Sylvie St-Jacques, La Presse
« Brigitte Haentjens dirige ce duo avec son sens habituel du rythme, proposant des corps précis qui occupent l’espace de façon constamment renouvelée. Radicale par sa simplicité, la proposition donne néanmoins l’impression que le thème est exploré en entier, comme si l’accumulation de ces courts tableaux permettait d’atteindre l’universel. »
Émile Jobin, Revue Jeu
http://www.revuejeu.org/critiques/emilie-jobin/ta-douleur-douleur-exquise
Mot de Brigitte Haentjens
Théâtre ? Danse ? Un peu des deux ? Ni l’un ni l’autre ? Qu’importe les catégories. Ta douleur est né d’une nécessité intérieure et d’un désir très fort, celui de créer en l’absence de texte préexistant et en collaboration totale avec les interprètes. Nous avons passé deux années d’exploration à l’intérieur de ce thème fécond : la douleur ! L’iconographie et la documentation ne manquent pas: films, performances, peintures, photos, poèmes. Nous avons joyeusement puisé notre inspiration dans cette matière.
Avec le temps, le travail, les nombreuses improvisations et discussions, confidences, fous rires, dans une effervescence qui nous unissait, Anne, Francis et moi, nous avons patiemment évolué, cherchant toujours plus loin, sillonnant différents états d’affliction.
La trame narrative du spectacle n’obéit pas à une logique psychologique, elle répond plutôt à un fil organique où s’entremêlent et se superposent des états douloureux de nature physique, psychique, individuelle ou collective, sociale même. Nous avons mis en scène des deuils, des ruptures, des accouchements, des fractures, des agressions, des scènes de bar et de rue.

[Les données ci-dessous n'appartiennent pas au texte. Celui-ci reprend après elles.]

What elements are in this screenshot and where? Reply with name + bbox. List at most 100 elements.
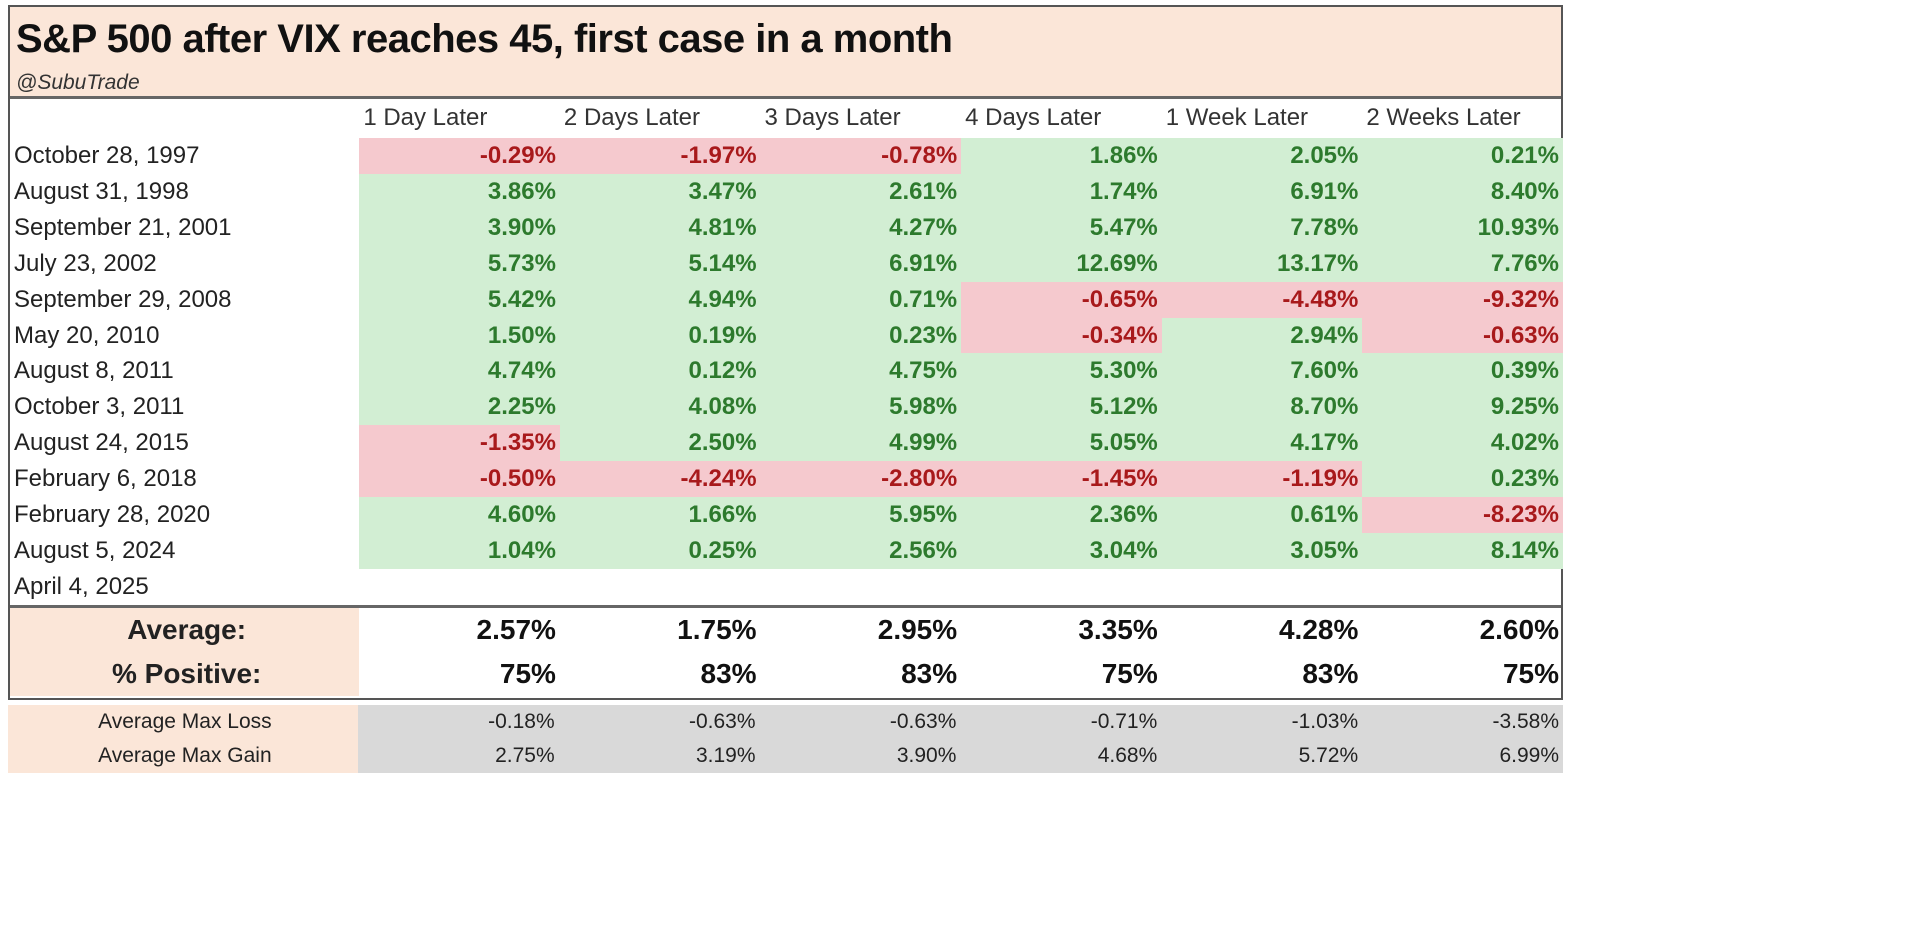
table-row: July 23, 2002 5.73% 5.14% 6.91% 12.69% 13.17%… xyxy=(10,245,1563,282)
value-cell: 0.19% xyxy=(559,317,761,354)
value-cell: 8.40% xyxy=(1362,173,1563,210)
value-cell: -0.34% xyxy=(961,317,1162,354)
value-cell: 4.02% xyxy=(1362,425,1563,462)
table-row: February 6, 2018 -0.50% -4.24% -2.80% -1.45%… xyxy=(10,461,1563,498)
table-row: August 31, 1998 3.86% 3.47% 2.61% 1.74% 6.91%… xyxy=(10,173,1563,210)
stats-value: 5.72% xyxy=(1161,739,1363,773)
value-cell: -1.97% xyxy=(559,138,761,174)
stats-value: 6.99% xyxy=(1362,739,1564,773)
table-row: October 28, 1997 -0.29% -1.97% -0.78% 1.86% 2… xyxy=(10,138,1563,174)
table-row: September 21, 2001 3.90% 4.81% 4.27% 5.47% 7.… xyxy=(10,209,1563,246)
value-cell: 3.90% xyxy=(359,209,560,246)
value-cell: 5.05% xyxy=(961,425,1162,462)
stats-value: -0.18% xyxy=(357,705,559,739)
value-cell xyxy=(1162,569,1363,605)
stats-value: 3.90% xyxy=(759,739,961,773)
value-cell: -0.63% xyxy=(1362,317,1563,354)
value-cell: 4.74% xyxy=(359,353,560,390)
table-row: August 8, 2011 4.74% 0.12% 4.75% 5.30% 7.60% 0… xyxy=(10,353,1563,390)
value-cell: 10.93% xyxy=(1362,209,1563,246)
row-date: September 29, 2008 xyxy=(14,285,232,313)
value-cell: 1.50% xyxy=(359,317,560,354)
column-header: 2 Days Later xyxy=(563,104,700,131)
value-cell: 7.60% xyxy=(1161,353,1363,390)
value-cell: 3.86% xyxy=(359,173,560,210)
value-cell: 7.76% xyxy=(1362,245,1563,282)
value-cell: -4.24% xyxy=(559,461,761,498)
value-cell: 4.17% xyxy=(1161,425,1363,462)
value-cell: 3.47% xyxy=(559,173,761,210)
value-cell: 5.73% xyxy=(359,245,560,282)
value-cell: 13.17% xyxy=(1161,245,1363,282)
row-date: October 28, 1997 xyxy=(14,142,200,169)
column-header: 3 Days Later xyxy=(764,104,901,131)
stats-value: -3.58% xyxy=(1362,705,1564,739)
summary-row: % Positive: 75% 83% 83% 75% 83% 75% xyxy=(10,652,1563,696)
value-cell: 8.14% xyxy=(1362,532,1563,569)
row-date: February 6, 2018 xyxy=(14,465,197,493)
summary-value: 2.95% xyxy=(877,614,958,645)
summary-value: 2.57% xyxy=(476,614,556,645)
value-cell: 0.21% xyxy=(1362,138,1563,174)
value-cell: -1.45% xyxy=(961,461,1162,498)
value-cell: 12.69% xyxy=(961,245,1162,282)
stats-value: 3.19% xyxy=(558,739,760,773)
value-cell: 5.98% xyxy=(760,389,962,426)
table-row: August 5, 2024 1.04% 0.25% 2.56% 3.04% 3.05% 8… xyxy=(10,532,1563,569)
value-cell: -8.23% xyxy=(1362,497,1563,533)
table-row: October 3, 2011 2.25% 4.08% 5.98% 5.12% 8.70%… xyxy=(10,389,1563,426)
row-date: February 28, 2020 xyxy=(14,501,211,528)
value-cell: 5.42% xyxy=(359,281,560,318)
summary-value: 83% xyxy=(700,658,757,689)
stats-section: Average Max Loss -0.18% -0.63% -0.63% -0.71%… xyxy=(8,705,1564,773)
stats-value: 4.68% xyxy=(960,739,1162,773)
value-cell: -4.48% xyxy=(1161,281,1363,318)
stats-row: Average Max Loss -0.18% -0.63% -0.63% -0.71%… xyxy=(8,705,1564,739)
table-row: August 24, 2015 -1.35% 2.50% 4.99% 5.05% 4.17… xyxy=(10,425,1563,462)
value-cell: 0.12% xyxy=(559,353,761,390)
table-row: May 20, 2010 1.50% 0.19% 0.23% -0.34% 2.94% -0… xyxy=(10,317,1563,354)
value-cell: 4.27% xyxy=(760,209,962,246)
value-cell: 1.86% xyxy=(961,138,1162,174)
value-cell: 4.99% xyxy=(760,425,962,462)
row-date: September 21, 2001 xyxy=(14,213,232,241)
table-title: S&P 500 after VIX reaches 45, first case… xyxy=(16,17,953,61)
stats-value: -0.63% xyxy=(558,705,760,739)
stats-value: -1.03% xyxy=(1161,705,1363,739)
table-row: September 29, 2008 5.42% 4.94% 0.71% -0.65% -… xyxy=(10,281,1563,318)
value-cell: 2.56% xyxy=(760,532,962,569)
value-cell: -1.19% xyxy=(1161,461,1363,498)
value-cell: 2.61% xyxy=(760,173,962,210)
summary-value: 75% xyxy=(1502,658,1559,689)
value-cell: 4.75% xyxy=(760,353,962,390)
value-cell xyxy=(761,569,962,605)
column-header: 4 Days Later xyxy=(965,104,1102,131)
value-cell: 2.36% xyxy=(961,497,1162,533)
summary-value: 3.35% xyxy=(1078,614,1158,645)
value-cell: 6.91% xyxy=(760,245,962,282)
summary-label: Average: xyxy=(10,608,360,652)
column-header: 2 Weeks Later xyxy=(1366,104,1521,131)
row-date: October 3, 2011 xyxy=(14,393,185,421)
summary-value: 83% xyxy=(1302,658,1359,689)
title-bar: S&P 500 after VIX reaches 45, first case… xyxy=(10,7,1561,99)
value-cell: -0.78% xyxy=(760,138,962,174)
value-cell: 5.14% xyxy=(559,245,761,282)
value-cell: 0.25% xyxy=(559,532,761,569)
column-header: 1 Week Later xyxy=(1165,104,1309,131)
value-cell: 3.04% xyxy=(961,532,1162,569)
value-cell: 2.94% xyxy=(1161,317,1363,354)
value-cell: 1.04% xyxy=(359,532,560,569)
value-cell: 0.23% xyxy=(1362,461,1563,498)
value-cell: -9.32% xyxy=(1362,281,1563,318)
row-date: July 23, 2002 xyxy=(14,249,157,277)
value-cell: -0.50% xyxy=(359,461,560,498)
value-cell xyxy=(359,569,560,605)
stats-value: 2.75% xyxy=(357,739,559,773)
value-cell: 5.30% xyxy=(961,353,1162,390)
value-cell: 0.39% xyxy=(1362,353,1563,390)
row-date: May 20, 2010 xyxy=(14,321,160,349)
results-table: S&P 500 after VIX reaches 45, first case… xyxy=(8,5,1563,700)
row-date: April 4, 2025 xyxy=(14,572,149,600)
value-cell: 4.60% xyxy=(359,497,560,533)
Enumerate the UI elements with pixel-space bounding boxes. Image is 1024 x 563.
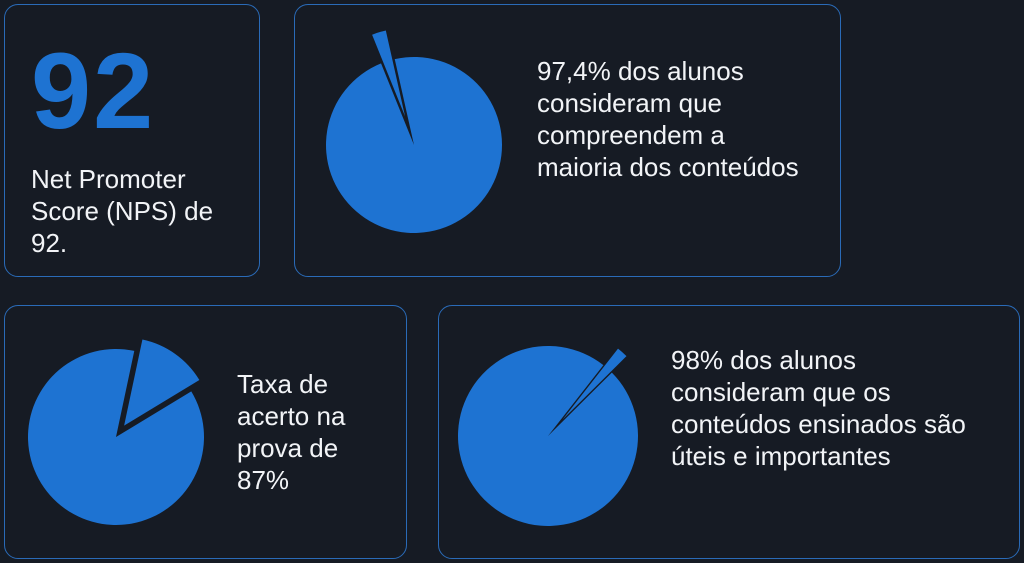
compreensao-pie-slice-main — [326, 57, 502, 233]
comprehension-card: 97,4% dos alunos consideram que compreen… — [294, 4, 841, 277]
usefulness-caption: 98% dos alunos consideram que os conteúd… — [671, 345, 966, 471]
acerto-pie-slice-exploded — [124, 339, 200, 426]
utilidade-pie-slice-main — [458, 346, 639, 526]
accuracy-caption: Taxa de acerto na prova de 87% — [237, 369, 346, 495]
nps-label: Net Promoter Score (NPS) de 92. — [31, 164, 214, 258]
usefulness-card: 98% dos alunos consideram que os conteúd… — [438, 305, 1020, 559]
compreensao-pie-slice-exploded — [372, 30, 406, 117]
nps-card: 92 Net Promoter Score (NPS) de 92. — [4, 4, 260, 277]
comprehension-caption: 97,4% dos alunos consideram que compreen… — [537, 56, 799, 182]
utilidade-pie-slice-exploded — [562, 348, 627, 420]
acerto-pie-slice-main — [27, 348, 204, 526]
nps-value: 92 — [31, 30, 156, 151]
accuracy-card: Taxa de acerto na prova de 87% — [4, 305, 407, 559]
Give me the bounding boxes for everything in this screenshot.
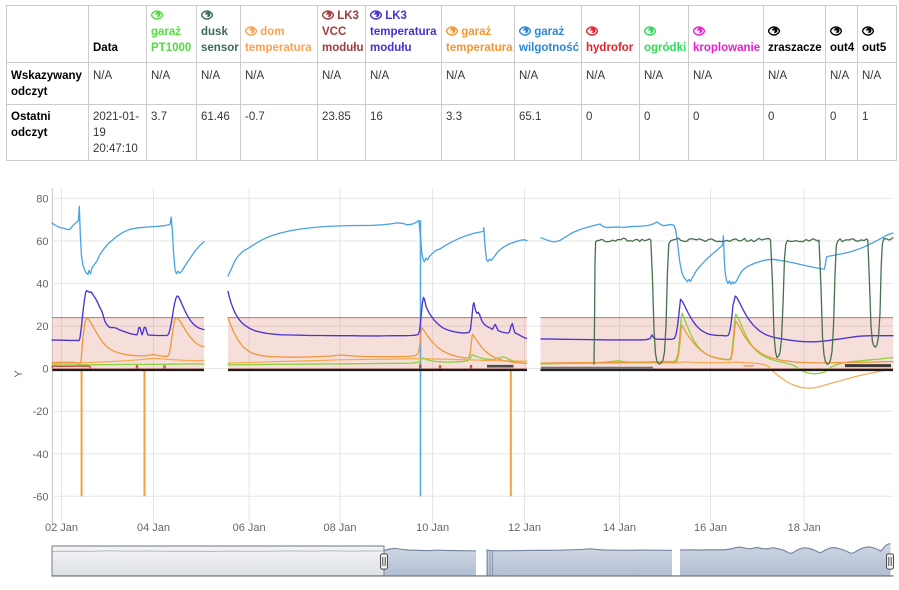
svg-text:20: 20 — [36, 321, 48, 333]
svg-text:40: 40 — [36, 279, 48, 291]
svg-text:08 Jan: 08 Jan — [323, 522, 356, 534]
svg-text:10 Jan: 10 Jan — [416, 522, 449, 534]
svg-text:06 Jan: 06 Jan — [233, 522, 266, 534]
svg-text:0: 0 — [42, 364, 48, 376]
svg-text:12 Jan: 12 Jan — [508, 522, 541, 534]
svg-text:80: 80 — [36, 193, 48, 205]
svg-text:-40: -40 — [33, 449, 49, 461]
svg-text:14 Jan: 14 Jan — [603, 522, 636, 534]
svg-text:04 Jan: 04 Jan — [137, 522, 170, 534]
svg-text:18 Jan: 18 Jan — [788, 522, 821, 534]
svg-text:02 Jan: 02 Jan — [45, 522, 78, 534]
svg-text:Y: Y — [13, 370, 25, 378]
svg-text:16 Jan: 16 Jan — [694, 522, 727, 534]
svg-text:-60: -60 — [33, 491, 49, 503]
svg-text:-20: -20 — [33, 406, 49, 418]
svg-text:60: 60 — [36, 236, 48, 248]
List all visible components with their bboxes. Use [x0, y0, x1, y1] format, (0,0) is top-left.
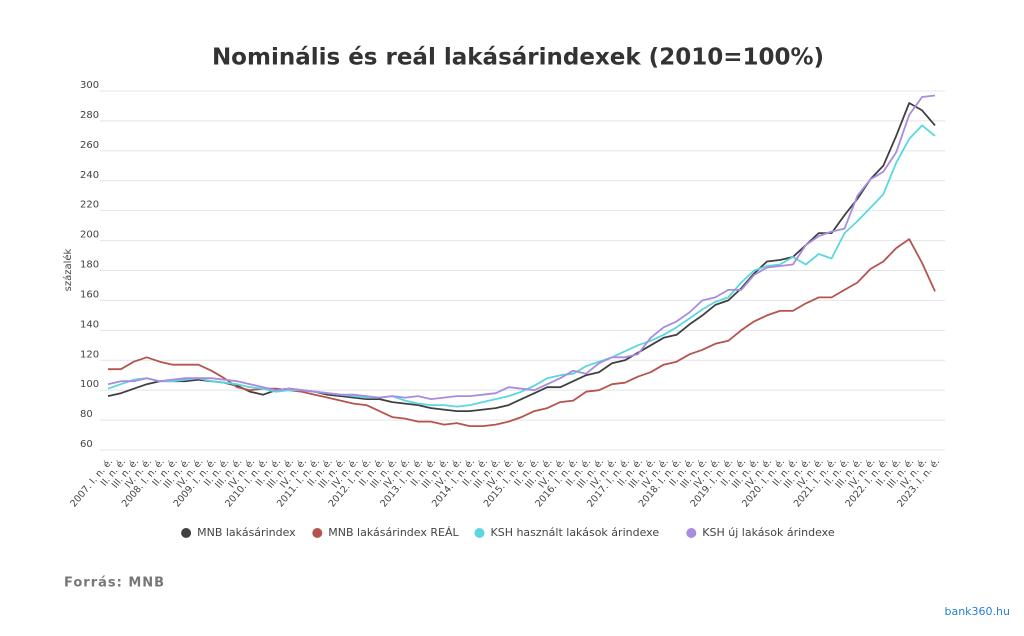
chart-title: Nominális és reál lakásárindexek (2010=1… [212, 45, 824, 71]
y-tick-label: 280 [80, 110, 99, 121]
y-tick-label: 100 [80, 379, 99, 390]
y-tick-label: 180 [80, 260, 99, 271]
y-tick-label: 200 [80, 230, 99, 241]
legend-marker [474, 528, 485, 538]
y-tick-label: 220 [80, 200, 99, 211]
y-tick-label: 120 [80, 349, 99, 360]
legend-label: MNB lakásárindex [197, 526, 296, 539]
source: Forrás: MNB [64, 576, 165, 591]
series-line [108, 238, 936, 428]
watermark: bank360.hu [944, 605, 1010, 618]
y-tick-label: 300 [80, 80, 99, 91]
legend-label: MNB lakásárindex REÁL [328, 526, 459, 539]
y-tick-label: 160 [80, 289, 99, 300]
y-axis-label: százalék [62, 248, 74, 291]
y-tick-label: 260 [80, 140, 99, 151]
series-line [107, 94, 936, 401]
y-tick-label: 140 [80, 319, 99, 330]
legend-marker [686, 528, 697, 538]
legend-marker [312, 528, 323, 538]
y-tick-label: 60 [80, 439, 93, 450]
legend-marker [181, 528, 192, 538]
y-tick-label: 80 [80, 409, 93, 420]
legend-label: KSH új lakások árindexe [702, 526, 835, 539]
y-tick-label: 240 [80, 170, 99, 181]
legend-label: KSH használt lakások árindexe [491, 526, 660, 539]
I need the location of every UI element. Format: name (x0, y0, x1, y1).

Nous n’avons pas cherché à raconter une histoire, même si les spectateurs ont la liberté d’en imaginer une. Nous avons plutôt laissé vivre plusieurs histoires de couples ou d’individus en souffrance dans une solitude aigüe ou en présence d’une personne que cette détresse laisse indifférente. Que faire devant la douleur de l’autre, d’autant plus si on en est responsable ?
La douleur n’est-elle pas, de toute façon, éminemment solitaire et par essence non communicable, non transférable ? Elle se soigne rarement dans une collectivité, sauf s’il s’agit de souffrances issues d’un contexte économique, politique ou social et qu’il devient possible de les mettre en commun. Ce retour vers ce que j’appelle « la création pure », une approche inaugurée chez Sibyllines avec Je ne sais plus qui je suis et dont l’exploration s’est poursuivie dans divers travaux, du solo pour Anne Le Beau dans Le beau fait la bête à l’oeuvre chorale Tout comme elle de Louise Dupré, m’a véritablement comblée. Cette voie est particulièrement excitante. Elle me permet d’écrire à partir des corps, ce qui nécessite intimité et partage total avec les interprètes.
J’aime bien que Ta douleur laisse s’installer, à travers toutes sortes de situations, le mystère et la poésie.